One of Hanna Barbera’s least remembered creations, Klunk is also one of their most poorly developed characters to co-star in an ongoing series, and he has never appeared outside the series itself and any homages to it.
Klunk serves as the obedient inventor/designer of flying craft in the slapstick animated TV series *Dick Dastardly and Muttley and their Flying Machines* and is defined entirely by his verbal shtick of speaking in odd nonsense noises that only colleague Zilly can translate. (A frequent running gag is Dick Dastardly’s asking helplessly, “What did he say? What did he say?” in response to Klunk’s indecipherable explanation of his latest invention, a running gag that voice actor Paul Winchell somehow makes amusing through sheer talent.)
Other than occasional surprise and mild dread when something goes wrong (as it inevitably does in the series), Klunk never evinces any emotion except a bland smile. He seems to be fairly indifferent to whether the pigeon is stopped, bereft of any sort of motivation and acting only in rote obedience to Dick Dastardly’s orders. The failure of any of his inventions never seems to disappoint him, and the success of any of his inventions never seems to delight him; never once does he show pride in or devotion to his inventions, nor does he seem to care whether or not his inventions actually work.
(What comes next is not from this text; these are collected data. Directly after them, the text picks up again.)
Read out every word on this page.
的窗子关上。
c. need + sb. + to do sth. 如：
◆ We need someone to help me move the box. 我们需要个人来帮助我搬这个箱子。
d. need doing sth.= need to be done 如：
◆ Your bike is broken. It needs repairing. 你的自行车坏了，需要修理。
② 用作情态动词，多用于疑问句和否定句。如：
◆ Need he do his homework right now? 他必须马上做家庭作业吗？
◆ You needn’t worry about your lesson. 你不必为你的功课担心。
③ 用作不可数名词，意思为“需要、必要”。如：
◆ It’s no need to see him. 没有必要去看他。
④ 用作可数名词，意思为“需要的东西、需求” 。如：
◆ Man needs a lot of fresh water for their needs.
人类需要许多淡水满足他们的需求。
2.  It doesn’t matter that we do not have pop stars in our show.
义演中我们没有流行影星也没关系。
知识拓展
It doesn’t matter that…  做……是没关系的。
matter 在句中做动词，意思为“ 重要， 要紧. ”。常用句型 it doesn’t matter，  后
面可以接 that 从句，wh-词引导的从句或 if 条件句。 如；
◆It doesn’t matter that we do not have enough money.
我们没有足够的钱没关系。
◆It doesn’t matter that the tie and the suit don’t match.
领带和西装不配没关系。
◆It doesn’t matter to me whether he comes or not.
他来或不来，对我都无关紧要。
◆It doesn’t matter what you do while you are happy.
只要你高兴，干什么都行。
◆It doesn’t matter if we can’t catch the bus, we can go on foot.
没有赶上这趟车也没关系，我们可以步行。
Throughout the series, Klunk never shows anger, fear, regret, happiness, or any sort of human response per se other than a slapstick reaction to the latest mishap; he provides no indiction of his past or personal life; he reveals nothing about his motivations or interests or goals.
His most remarkable trait is his sheer lack of characterization, which is so intense (even for a Saturday morning cartoon character) that one wonders whether Hanna Barbera did this on purpose to ensure that Dick Dastardly and Muttley never have to share the audience’s attention.